Oordt, Dr. Martin (Marty)

Department of English
1938 to 2011

Teaching and Mentoring at U of L

Martin Oordt was born in 1938 in Lynden, Washington. He joined the founding faculty at the University of Lethbridge in 1967 after studying English Literature at Calvin College and the University of Kentucky. He taught Renaissance Literature and Creative Writing. In 1996, he received the U of L Medal for Distinguished Teaching. One of his great pleasures was writing poetry and collaborating with other artists.

Service at U of L

His service to the University over the course of his academic career might be described as prodigious. In addition to serving on innumerable departmental and administrative committees, he has also served as chair of the English department’s Writer-in-Residence program and Creative Writing Committee and as coordinator of the Colloquium Study program.
He was an advisor to the student newspaper, The Meliorist, in its earliest days, and is an ongoing advisor and contributor to Whetstone, which he co-founded and which is now one of Canada’s oldest literary magazines.
If a teacher can be measured by the success of his students, then an easy way to praise Professor Oordt would be to list those of his proteges who have achieved great things themselves. Such a list would include Peter Christensen, Marlene Cookshaw, Lorne Daniel and Yvonne Trainer -all former students who have published two or more books in Canada.

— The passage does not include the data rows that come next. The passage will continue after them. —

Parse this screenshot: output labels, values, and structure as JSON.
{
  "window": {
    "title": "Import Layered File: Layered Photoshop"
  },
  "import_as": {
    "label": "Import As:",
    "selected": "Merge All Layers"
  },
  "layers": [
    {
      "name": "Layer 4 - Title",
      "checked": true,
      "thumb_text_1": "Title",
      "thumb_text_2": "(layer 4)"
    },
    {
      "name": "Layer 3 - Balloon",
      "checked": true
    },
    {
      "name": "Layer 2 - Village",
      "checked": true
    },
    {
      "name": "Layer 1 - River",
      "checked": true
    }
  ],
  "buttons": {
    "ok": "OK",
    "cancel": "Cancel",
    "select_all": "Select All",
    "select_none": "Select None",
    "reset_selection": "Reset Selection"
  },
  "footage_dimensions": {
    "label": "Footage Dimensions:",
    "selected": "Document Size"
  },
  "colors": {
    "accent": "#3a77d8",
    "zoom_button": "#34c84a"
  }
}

Distinguished Teacher Award: October 19, 1996

Community Service

Oordt was a writer and poet and throughout his life, Marty mentored many poets and writers. Upon retirement in 1997, Marty co-owned and published Lethbridge living Magazine for ten years with a goal of enhancing the identity of Southern Alberta.

He supported several local organizations as a volunteer. He was the President of the U of L Retired Faculty Association and served as President of the Probus Club.

He volunteered as a fundraiser for the Galt Museum, Lethbridge Symphony Association and Empress Theatre.